Drop those lines into your Dockerfile by way of `Rscript -e` or an
`.Rprofile` written into the image:

```dockerfile
RUN echo 'options(repos = c(CRAN = "https://packagemanager.posit.co/cran/__linux__/jammy/2026-04-01"))' \
    >> /usr/local/lib/R/etc/Rprofile.site
```

Combined with the system-package install above, this gives bit-for-bit
reproducible installs.

## GitHub Actions

`github_actions()` (alias `gha()`) generates a YAML step that runs the same
install commands inside a GitHub-hosted Ubuntu runner.

```{r}
plan <- check_packages(c("xml2", "curl"), platform = "ubuntu-22.04")
cat(github_actions(plan))
```

Paste it into `.github/workflows/<your-workflow>.yaml` after the
`actions/setup-r` step:

```yaml
jobs:
  R-CMD-check:
    runs-on: ubuntu-latest
    steps:
      - uses: actions/checkout@v4
      - uses: r-lib/actions/setup-r@v2
        with:
          use-public-rspm: true

      - name: Install Linux system dependencies
        run: |
          sudo apt-get update
          sudo apt-get install -y libxml2-dev libcurl4-openssl-dev libssl-dev

      - uses: r-lib/actions/setup-r-dependencies@v2
        with:
          needs: check
```

If you prefer to let the `r-lib/actions` ecosystem handle system
requirements for you, use the `extra-packages` and `needs` inputs of
`setup-r-dependencies`. `sysreqr` is then most useful for two things:

1. **Pre-CI auditing**: run `check_project(".")` locally before pushing.
2. **CI for non-R-package projects** (Shiny apps, scripts, reports), where
   the standard r-lib actions are less of a fit.

## Beyond GitHub Actions

The `install_command()` output is portable across CI systems. For GitLab CI:

```yaml
test:
  image: rocker/r-ver:4.4
  before_script:
    - apt-get update
    - apt-get install -y libxml2-dev libcurl4-openssl-dev libssl-dev
  script:
    - Rscript -e 'devtools::check()'
```

For Jenkins, Drone, or shell-driven CI, write the install script once:

```{r, eval = FALSE}
write_install_script(plan, file.path(tempdir(), "install-sysreqs.sh"))
```

Then call `sh ci/install-sysreqs.sh` from any CI runner.
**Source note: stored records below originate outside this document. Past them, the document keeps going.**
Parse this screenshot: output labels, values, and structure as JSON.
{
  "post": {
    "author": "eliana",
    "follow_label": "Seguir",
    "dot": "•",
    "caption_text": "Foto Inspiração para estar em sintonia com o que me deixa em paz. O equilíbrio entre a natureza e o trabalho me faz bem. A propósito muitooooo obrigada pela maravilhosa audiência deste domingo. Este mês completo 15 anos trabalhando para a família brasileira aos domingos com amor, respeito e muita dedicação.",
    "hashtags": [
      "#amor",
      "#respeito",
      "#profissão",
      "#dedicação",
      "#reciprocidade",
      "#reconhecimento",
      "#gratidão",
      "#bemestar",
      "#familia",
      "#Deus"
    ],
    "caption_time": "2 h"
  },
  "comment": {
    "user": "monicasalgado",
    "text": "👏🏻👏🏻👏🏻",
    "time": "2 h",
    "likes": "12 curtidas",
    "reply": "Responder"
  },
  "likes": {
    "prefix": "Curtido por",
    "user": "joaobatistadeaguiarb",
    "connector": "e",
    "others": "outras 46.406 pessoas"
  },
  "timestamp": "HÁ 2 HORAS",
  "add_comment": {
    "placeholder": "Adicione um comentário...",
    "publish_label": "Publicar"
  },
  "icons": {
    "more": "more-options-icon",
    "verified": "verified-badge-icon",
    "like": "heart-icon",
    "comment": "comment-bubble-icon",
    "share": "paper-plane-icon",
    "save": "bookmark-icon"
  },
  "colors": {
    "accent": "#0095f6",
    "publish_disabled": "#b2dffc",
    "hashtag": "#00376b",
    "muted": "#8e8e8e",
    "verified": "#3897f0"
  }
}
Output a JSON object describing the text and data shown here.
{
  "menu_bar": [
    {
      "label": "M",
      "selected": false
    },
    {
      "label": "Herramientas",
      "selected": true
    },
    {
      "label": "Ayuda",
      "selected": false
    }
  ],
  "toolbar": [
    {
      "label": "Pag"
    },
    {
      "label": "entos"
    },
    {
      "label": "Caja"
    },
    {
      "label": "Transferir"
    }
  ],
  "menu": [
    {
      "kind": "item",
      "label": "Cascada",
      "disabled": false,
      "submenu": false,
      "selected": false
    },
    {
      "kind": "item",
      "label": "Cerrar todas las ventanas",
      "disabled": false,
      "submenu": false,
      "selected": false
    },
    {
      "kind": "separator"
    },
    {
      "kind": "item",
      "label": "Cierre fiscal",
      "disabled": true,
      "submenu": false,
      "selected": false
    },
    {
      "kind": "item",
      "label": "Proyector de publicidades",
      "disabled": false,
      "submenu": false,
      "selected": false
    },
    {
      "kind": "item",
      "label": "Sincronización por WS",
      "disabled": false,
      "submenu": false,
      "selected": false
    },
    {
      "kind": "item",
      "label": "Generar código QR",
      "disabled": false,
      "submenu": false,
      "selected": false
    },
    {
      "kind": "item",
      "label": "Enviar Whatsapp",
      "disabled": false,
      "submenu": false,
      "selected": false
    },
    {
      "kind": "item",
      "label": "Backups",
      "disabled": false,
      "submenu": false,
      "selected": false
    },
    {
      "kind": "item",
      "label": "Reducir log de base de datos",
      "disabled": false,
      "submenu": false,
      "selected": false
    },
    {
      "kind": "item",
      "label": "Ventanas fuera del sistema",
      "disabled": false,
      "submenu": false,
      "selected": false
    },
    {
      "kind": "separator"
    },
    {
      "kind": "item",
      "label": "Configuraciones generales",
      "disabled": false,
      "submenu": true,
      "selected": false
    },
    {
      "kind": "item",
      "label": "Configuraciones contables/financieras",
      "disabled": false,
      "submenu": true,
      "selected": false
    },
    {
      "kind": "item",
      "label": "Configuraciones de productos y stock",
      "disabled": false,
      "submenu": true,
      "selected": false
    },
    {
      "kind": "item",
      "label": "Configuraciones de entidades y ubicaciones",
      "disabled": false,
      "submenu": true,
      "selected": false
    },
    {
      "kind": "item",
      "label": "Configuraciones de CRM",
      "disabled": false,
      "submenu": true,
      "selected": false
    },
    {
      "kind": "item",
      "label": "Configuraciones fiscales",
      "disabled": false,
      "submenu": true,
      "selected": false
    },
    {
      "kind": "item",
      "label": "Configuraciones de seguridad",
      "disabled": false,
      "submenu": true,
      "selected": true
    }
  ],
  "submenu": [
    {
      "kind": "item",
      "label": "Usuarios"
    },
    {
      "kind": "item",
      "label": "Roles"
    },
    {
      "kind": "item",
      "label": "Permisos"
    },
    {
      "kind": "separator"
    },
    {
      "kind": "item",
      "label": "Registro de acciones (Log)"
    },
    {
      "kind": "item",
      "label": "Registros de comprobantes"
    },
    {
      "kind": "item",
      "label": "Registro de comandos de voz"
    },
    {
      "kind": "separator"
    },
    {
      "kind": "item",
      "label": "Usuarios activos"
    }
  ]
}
## Posit Workbench and Posit Connect

Both Posit Workbench and Posit Connect benefit from Posit Package Manager
binary R packages, which avoid source compilation entirely for the
distributions they support. `use_ppm("user")` writes the `.Rprofile`
fragment that points R at the right binary repository.
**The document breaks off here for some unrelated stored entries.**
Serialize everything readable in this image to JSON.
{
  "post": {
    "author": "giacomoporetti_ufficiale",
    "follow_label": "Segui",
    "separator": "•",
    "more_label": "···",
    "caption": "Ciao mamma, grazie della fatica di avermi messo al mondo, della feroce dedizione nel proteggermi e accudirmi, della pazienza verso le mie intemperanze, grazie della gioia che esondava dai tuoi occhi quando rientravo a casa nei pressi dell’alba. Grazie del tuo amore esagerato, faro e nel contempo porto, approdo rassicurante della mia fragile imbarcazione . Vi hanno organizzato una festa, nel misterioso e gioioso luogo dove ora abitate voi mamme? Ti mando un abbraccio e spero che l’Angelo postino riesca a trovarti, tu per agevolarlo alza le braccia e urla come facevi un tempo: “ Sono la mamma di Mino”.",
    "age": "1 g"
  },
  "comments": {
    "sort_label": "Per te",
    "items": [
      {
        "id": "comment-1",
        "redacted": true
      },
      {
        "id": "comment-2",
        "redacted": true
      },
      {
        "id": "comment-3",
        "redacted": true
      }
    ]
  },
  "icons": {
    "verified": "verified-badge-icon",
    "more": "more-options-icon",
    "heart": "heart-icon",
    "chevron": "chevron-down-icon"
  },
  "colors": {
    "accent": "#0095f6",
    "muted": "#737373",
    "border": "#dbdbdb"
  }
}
For Connect specifically, server administrators usually configure the
repository at the server level, so end users only need the application
code, not `.Rprofile` edits.

## See also

* `vignette("preflight-setup")` for the basic workflow.
* `vignette("linux-fundamentals")` for the system-level concepts.
* `vignette("faq")` for common gotchas.